Technology affords learners to gain understandings, skills, and appropriate dispositions more effectively, efficiently, and engagingly.  This is not necessarily the same as technology driving learning, not necessarily the same as learning driving tech. development.  The two are actually an emergent relationship among a single dynamic system.  Thus, technology feeds potentiality…the potential for learners to connect ideas, materials, and personal relationships into something relevant and meaningful.  To understand the use of materials or objects such as technology is to understand it in relationship to the connection of ideas and personal relationships that make up an overall (material-semiotic) assemblage.
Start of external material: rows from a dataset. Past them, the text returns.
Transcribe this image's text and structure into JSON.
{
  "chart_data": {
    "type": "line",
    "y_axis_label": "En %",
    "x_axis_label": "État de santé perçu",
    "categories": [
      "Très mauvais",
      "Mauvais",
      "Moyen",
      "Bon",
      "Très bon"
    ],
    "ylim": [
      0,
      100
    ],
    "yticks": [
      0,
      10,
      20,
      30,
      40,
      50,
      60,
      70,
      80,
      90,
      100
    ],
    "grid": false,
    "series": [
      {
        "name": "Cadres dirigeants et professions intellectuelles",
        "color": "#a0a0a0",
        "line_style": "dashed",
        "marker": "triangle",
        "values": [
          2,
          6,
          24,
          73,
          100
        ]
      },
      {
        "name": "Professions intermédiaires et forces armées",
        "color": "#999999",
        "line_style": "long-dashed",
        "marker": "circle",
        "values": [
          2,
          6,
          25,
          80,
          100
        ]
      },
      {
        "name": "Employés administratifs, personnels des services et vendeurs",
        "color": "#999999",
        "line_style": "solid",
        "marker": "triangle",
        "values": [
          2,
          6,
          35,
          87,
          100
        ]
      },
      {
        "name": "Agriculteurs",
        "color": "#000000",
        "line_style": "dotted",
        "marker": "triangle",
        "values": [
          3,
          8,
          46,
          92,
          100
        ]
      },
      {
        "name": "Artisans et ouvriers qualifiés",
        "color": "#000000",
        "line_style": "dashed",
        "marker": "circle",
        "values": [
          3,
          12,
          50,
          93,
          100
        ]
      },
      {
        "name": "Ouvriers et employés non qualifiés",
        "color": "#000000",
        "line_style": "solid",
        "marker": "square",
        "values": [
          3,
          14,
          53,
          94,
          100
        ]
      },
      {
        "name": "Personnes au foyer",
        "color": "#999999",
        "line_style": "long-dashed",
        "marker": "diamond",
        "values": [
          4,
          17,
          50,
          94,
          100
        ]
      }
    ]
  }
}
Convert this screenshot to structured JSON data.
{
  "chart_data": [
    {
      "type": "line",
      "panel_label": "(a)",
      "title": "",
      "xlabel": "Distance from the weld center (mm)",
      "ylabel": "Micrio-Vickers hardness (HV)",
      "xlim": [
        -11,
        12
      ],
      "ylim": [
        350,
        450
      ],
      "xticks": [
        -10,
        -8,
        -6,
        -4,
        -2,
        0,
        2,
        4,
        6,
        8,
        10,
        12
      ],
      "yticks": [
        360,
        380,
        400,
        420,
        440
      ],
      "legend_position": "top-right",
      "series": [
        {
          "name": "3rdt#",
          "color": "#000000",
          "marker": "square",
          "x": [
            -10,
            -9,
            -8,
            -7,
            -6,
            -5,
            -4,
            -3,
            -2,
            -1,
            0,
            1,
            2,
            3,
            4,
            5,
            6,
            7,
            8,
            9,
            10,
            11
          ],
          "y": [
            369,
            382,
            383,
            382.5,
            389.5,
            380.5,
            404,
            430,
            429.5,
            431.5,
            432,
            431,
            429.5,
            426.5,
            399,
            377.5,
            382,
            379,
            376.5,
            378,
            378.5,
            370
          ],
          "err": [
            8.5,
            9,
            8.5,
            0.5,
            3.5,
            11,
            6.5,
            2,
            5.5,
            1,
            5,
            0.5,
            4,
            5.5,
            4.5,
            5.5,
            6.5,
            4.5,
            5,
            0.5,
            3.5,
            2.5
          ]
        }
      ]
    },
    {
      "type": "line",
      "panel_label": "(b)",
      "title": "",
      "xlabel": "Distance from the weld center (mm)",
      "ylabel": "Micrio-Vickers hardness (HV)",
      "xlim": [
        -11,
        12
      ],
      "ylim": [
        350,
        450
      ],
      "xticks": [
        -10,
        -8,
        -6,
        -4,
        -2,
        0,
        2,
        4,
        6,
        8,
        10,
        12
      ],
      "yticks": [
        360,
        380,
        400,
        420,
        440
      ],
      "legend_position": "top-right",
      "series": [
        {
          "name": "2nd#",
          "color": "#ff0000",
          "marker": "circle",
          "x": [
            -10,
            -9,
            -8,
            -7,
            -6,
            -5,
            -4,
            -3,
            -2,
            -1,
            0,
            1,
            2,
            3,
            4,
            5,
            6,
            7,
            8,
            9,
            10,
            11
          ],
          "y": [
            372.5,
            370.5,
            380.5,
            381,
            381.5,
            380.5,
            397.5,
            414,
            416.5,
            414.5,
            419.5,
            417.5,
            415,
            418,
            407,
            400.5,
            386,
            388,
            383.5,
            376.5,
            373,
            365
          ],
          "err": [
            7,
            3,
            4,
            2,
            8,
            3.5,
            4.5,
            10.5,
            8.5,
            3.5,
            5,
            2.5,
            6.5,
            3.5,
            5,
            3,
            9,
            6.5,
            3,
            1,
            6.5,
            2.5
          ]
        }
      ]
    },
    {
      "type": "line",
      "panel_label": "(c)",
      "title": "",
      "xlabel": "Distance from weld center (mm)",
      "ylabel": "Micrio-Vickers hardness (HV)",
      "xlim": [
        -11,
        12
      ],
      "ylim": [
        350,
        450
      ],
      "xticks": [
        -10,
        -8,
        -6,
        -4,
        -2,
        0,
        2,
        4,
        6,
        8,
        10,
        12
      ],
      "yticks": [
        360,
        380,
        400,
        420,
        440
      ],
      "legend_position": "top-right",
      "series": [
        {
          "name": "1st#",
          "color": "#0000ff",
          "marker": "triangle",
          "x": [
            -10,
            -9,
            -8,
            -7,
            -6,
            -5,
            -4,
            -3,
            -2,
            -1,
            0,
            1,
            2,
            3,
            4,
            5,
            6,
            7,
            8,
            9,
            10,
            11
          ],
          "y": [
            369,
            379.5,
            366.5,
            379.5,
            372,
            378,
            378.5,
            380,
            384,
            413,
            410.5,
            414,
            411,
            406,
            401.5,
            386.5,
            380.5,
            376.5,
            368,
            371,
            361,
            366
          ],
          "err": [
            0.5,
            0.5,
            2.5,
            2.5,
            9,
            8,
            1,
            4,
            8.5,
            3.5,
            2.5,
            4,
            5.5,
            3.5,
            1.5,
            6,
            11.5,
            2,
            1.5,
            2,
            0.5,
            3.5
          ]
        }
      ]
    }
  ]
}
Understanding material-semiotic assemblages enables one to better address questions like “Are schools outdated?”  and “How useful are SOLEs?”  When one questions whether schools are outdated or not, much will depend on how ideas, materials, and personal relationships (both within schools and among schools) connect in an overall network.  Same goes when asking whether SOLEs are beneficial or not.

Answering the essential questions about the potentiality of technology, schools, and SOLEs will depend on how we avoid the trap of assuming an understanding of any single facet of a material-semiotic assemblage (i.e., ideas, materials, social relationships) while ignoring or placing less emphasis on any of the other two.

My answer to the first three questions is to begin by assuming that “schools” is really a material-semiotic assemblage of ideas, materials, and social relationships that all must come together (or connect) in ways that allow for educative experiences to emerge – thinking Dewey here.  The ideas, materials, and social relationships are networked not only within the school but extend outside the school as well.  The emergent networks underpins all educative experiences that learners experience, which leads to a slightly question: How can we improve a school given a particular material-semiotic assemblage?  Indeed, the answer will be rooted in context.  So, my “answer” is really not an answer but an approach to an answer…how’s that for an answer. :)

As far as evaluating a TED talk, I would also approach it a bit differently.  How can ideas stated from a TED talk (theory) become relevant and meaningful to the practical aspects of a local context?  My approach to the answer would be to begin connecting these ideas to a certain set of materials and social relationships that relate to a local context.  If this is done long enough, then holistic patterns may begin to emerge that then will allow educational stakeholders the luxury of assessing whether or not the ideas from a TED Talk where useful.